The Central Sales Tax Act, 1956 was enacted by the Parliament under the powers vested in it in terms of Article 286 and Entry 92A of List-I of the Seventh Schedule to the Constitution. The tax collected under the Central Sales Tax Act, 1956 is retained by the State in terms of Article 269 read with Section 9(3) of the CST Act.
The State cannot levy any tax on inter-State sale transactions and it is only the Parliament which is empowered to make law. Therefore the co-existence of VAT and CST creates certain specific problems both for industry and Government.
In the White Paper it is expressly mentioned that VAT has been introduced in about 130 countries including several federal countries. VAT is not an easy system to implement in a federal structure where States have their own freedom to identify sources of revenue within the broad limits laid down by the Constitution. In fact the very purpose of enacting the Central Sales Tax Act 1956 was to formulate principles for determining when a sale or purchase of goods takes place in the course of inter-state trade or commerce or outside a State.
Canada is a country, which has a federal structure and has GST within the domain of the federal government with the provinces being allowed to have their own system of consumption tax. Canada today has separate federal and provincial VAT, joint federal and provincial VAT as well as separate federal VAT. When goods are moving from one province to another province within Canada, the transaction is zero-rated.
In India the Central Sales Tax Law is an origin-based tax whereby the revenue goes to the originating State whereas VAT is a consumption-based tax. This inherent conflict between CST and VAT creates further complications. Originally when CST was introduced the rate of tax was only 1% subject to production of applicable declaration forms. This was increased to 2% w.e.f. 1st April 1963 and 3% w.e.f. 1st July 1966 and 4% w.e.f. 1st July 1975. The current rate of CST is 2% subject to production of C-Forms.
CST has become a significant source of revenue for certain States whereas for some States the revenue is not that relevant. An analysis of CST collection data indicates that the States such as Tamil Nadu, Karnataka, Maharashtra, Andhra Pradesh, Delhi, Gujarat, Haryana would lose significant revenue if CST is abolished. Further, the rationale indicated for the continuance of CST is that data is required to be collected about CST transactions before any decision is being taken for its phase out.
CST purchases are not eligible for credit under the State VAT Law
The revenue in a CST transaction goes to the Originating State and therefore the Destination State is not willing to grant input tax credit. The White Paper has made it very clear that CST purchases would not qualify for input tax credit. The provisions of various State VAT Laws provide that CST purchases would not qualify for a credit. Unfortunately this distorts the supply chain mechanism and indirectly increases the cost. The complications and the cascading effect are brought out through this illustration.

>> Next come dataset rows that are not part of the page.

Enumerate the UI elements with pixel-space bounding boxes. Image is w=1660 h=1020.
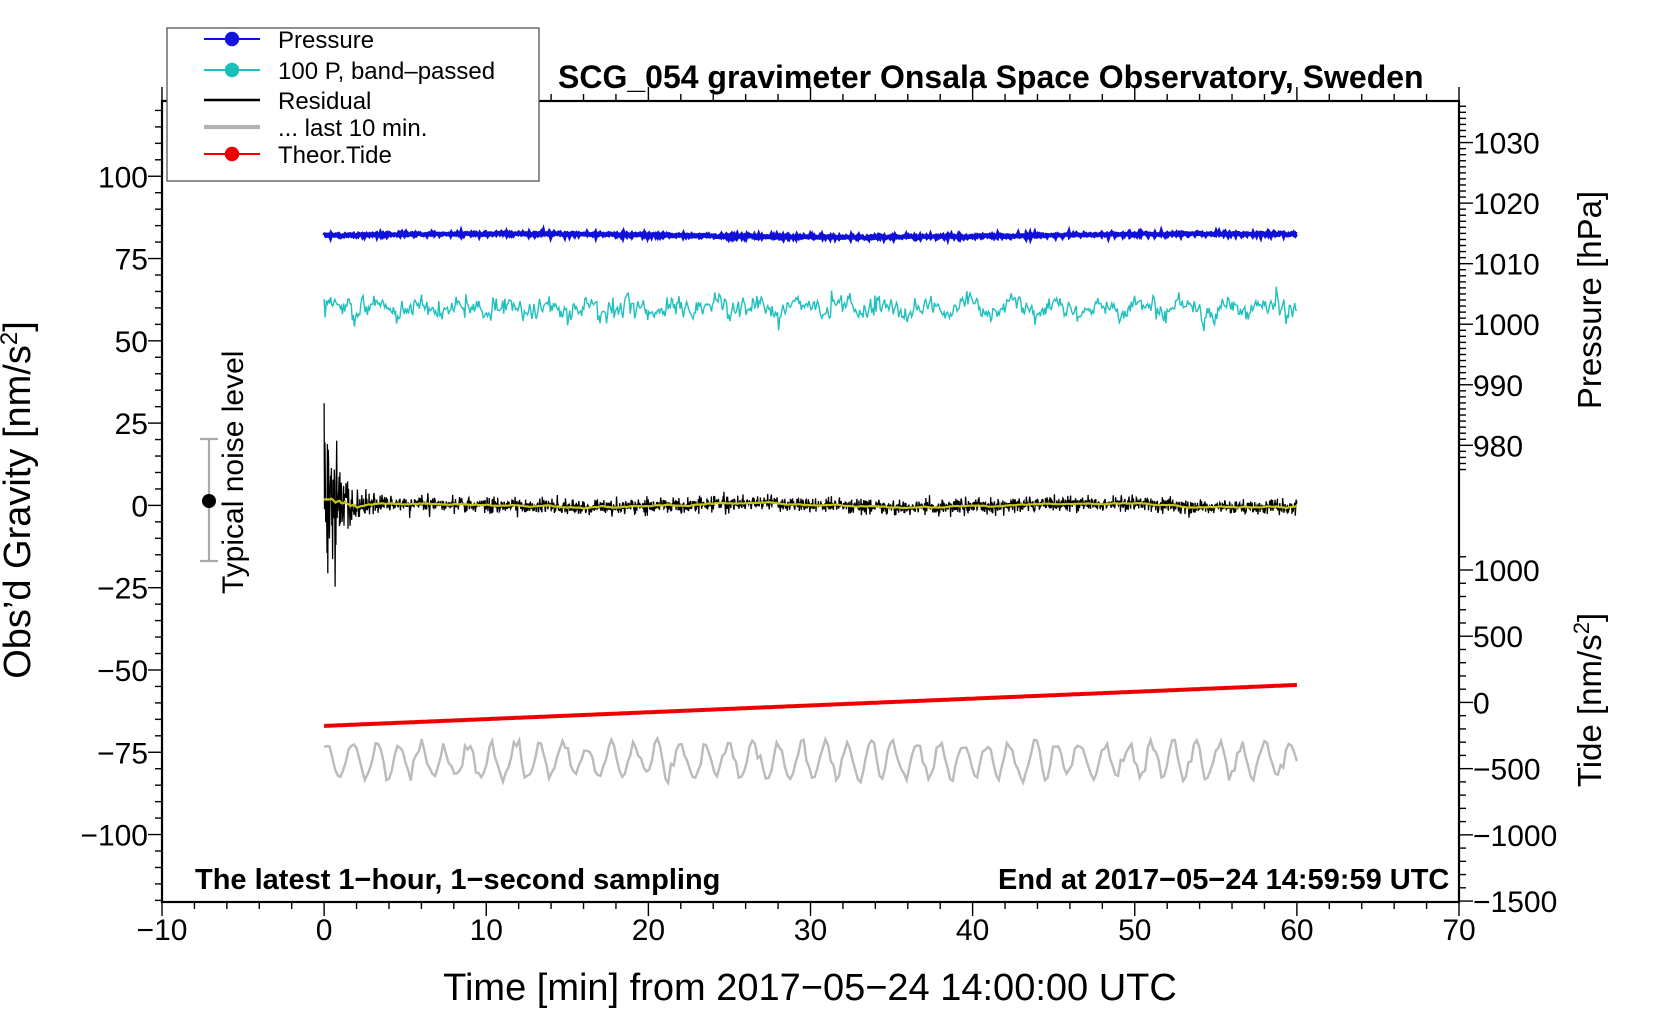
svg-text:1010: 1010 [1473,249,1540,282]
svg-text:−10: −10 [137,914,188,947]
svg-text:0: 0 [316,914,333,947]
svg-text:1030: 1030 [1473,128,1540,161]
svg-text:SCG_054 gravimeter Onsala Spac: SCG_054 gravimeter Onsala Space Observat… [558,59,1424,95]
svg-text:The latest 1−hour, 1−second sa: The latest 1−hour, 1−second sampling [195,864,720,896]
svg-text:−1000: −1000 [1473,820,1557,853]
svg-text:0: 0 [131,490,148,523]
svg-text:50: 50 [115,326,148,359]
svg-text:75: 75 [115,244,148,277]
svg-text:100 P, band–passed: 100 P, band–passed [278,58,495,85]
svg-text:0: 0 [1473,687,1490,720]
svg-text:100: 100 [98,161,148,194]
svg-text:... last 10 min.: ... last 10 min. [278,115,427,142]
svg-text:1000: 1000 [1473,555,1540,588]
svg-text:990: 990 [1473,370,1523,403]
svg-text:−100: −100 [80,820,148,853]
svg-text:70: 70 [1442,914,1475,947]
svg-text:25: 25 [115,408,148,441]
svg-text:Time [min] from 2017−05−24 14:: Time [min] from 2017−05−24 14:00:00 UTC [443,967,1177,1009]
svg-text:1020: 1020 [1473,188,1540,221]
svg-text:−500: −500 [1473,754,1541,787]
svg-text:Residual: Residual [278,88,371,115]
svg-text:980: 980 [1473,430,1523,463]
svg-text:60: 60 [1280,914,1313,947]
svg-text:−1500: −1500 [1473,886,1557,919]
svg-text:20: 20 [632,914,665,947]
svg-text:Pressure: Pressure [278,27,374,54]
svg-text:500: 500 [1473,621,1523,654]
svg-text:40: 40 [956,914,989,947]
svg-text:Typical noise level: Typical noise level [217,351,250,594]
svg-text:−25: −25 [97,573,148,606]
svg-text:Obs’d Gravity [nm/s2]: Obs’d Gravity [nm/s2] [0,321,39,679]
svg-text:Theor.Tide: Theor.Tide [278,142,392,169]
svg-text:Tide [nm/s2]: Tide [nm/s2] [1569,613,1609,787]
svg-text:End at 2017−05−24 14:59:59 UTC: End at 2017−05−24 14:59:59 UTC [998,864,1449,896]
svg-text:1000: 1000 [1473,309,1540,342]
svg-text:30: 30 [794,914,827,947]
svg-text:50: 50 [1118,914,1151,947]
svg-text:Pressure [hPa]: Pressure [hPa] [1571,191,1608,409]
svg-text:−50: −50 [97,655,148,688]
svg-text:−75: −75 [97,737,148,770]
svg-text:10: 10 [470,914,503,947]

Components Ltd. manufactures automobile components in a factory located in Tamil Nadu. Components Ltd. purchases iron and steel, aluminium and other raw materials from Maharashtra and Bihar. Since these are in the nature of CST purchases, Components Ltd. will not qualify for VAT credit in respect of the 2% (assuming C-Form is issued) on the materials. The automobile components, which are manufactured, are sold to Car Ltd. in Maharashtra in the course of inter-State trade. Car Ltd. will not be able to take credit in respect of the purchase of automobile components, as they are CST purchases. Car Ltd. manufactures cars and sells the same to Car Dealer Limited in Tamil Nadu charging CST. The dealer in Tamil Nadu will not be able to avail any credit since the car is being purchased under CST. When Car Dealer Limited sells the car in Tamil Nadu it would attract VAT in the hands of the dealer without any corresponding credit. The cascading effect of loss of credit in this simple transaction is significant and arises mainly because of the continuing of CST and the non-vattability of CST.
Impact on Industry
The non-availability of input tax credit on CST purchases has altered existing business models and has also affected market shares of a number of companies. To illustrate assuming a company from Tamil Nadu has been supplying certain goods to a company in Andhra Pradesh under CST, the existence of competitors for the Tamil Nadu company in Andhra Pradesh would affect the business of the Tamil Nadu company. The buyer in Andhra Pradesh would prefer to purchase from a local vendor who can charge VAT which would be available as a credit instead of purchasing under CST which would not qualify for credit. The buyer would gain in terms of cash flow and further savings on account of freight. However, where the market is monopolistic in nature and there are no local sources for supply, the buyer would continue to purchase under CST or request the outstation vendor to open a branch in his State and effect local supplies charging VAT which can be taken as a credit.
Non-availability of credit for CST purchases has created artificial supply patterns for the sake of tax credit provided all other factors are neutral. In other words, the purchase pattern is increasingly becoming regionalized unless there is no other source except the vendor from another State. In the long run this will also affect States where some States would flourish and gain whereas some States would dwindle further.
The solution that is contemplated is GST and specifically IGST. A clear picture would emerge after the Constitutional Amendments take shape and paves way for a seamless and smooth GST regime.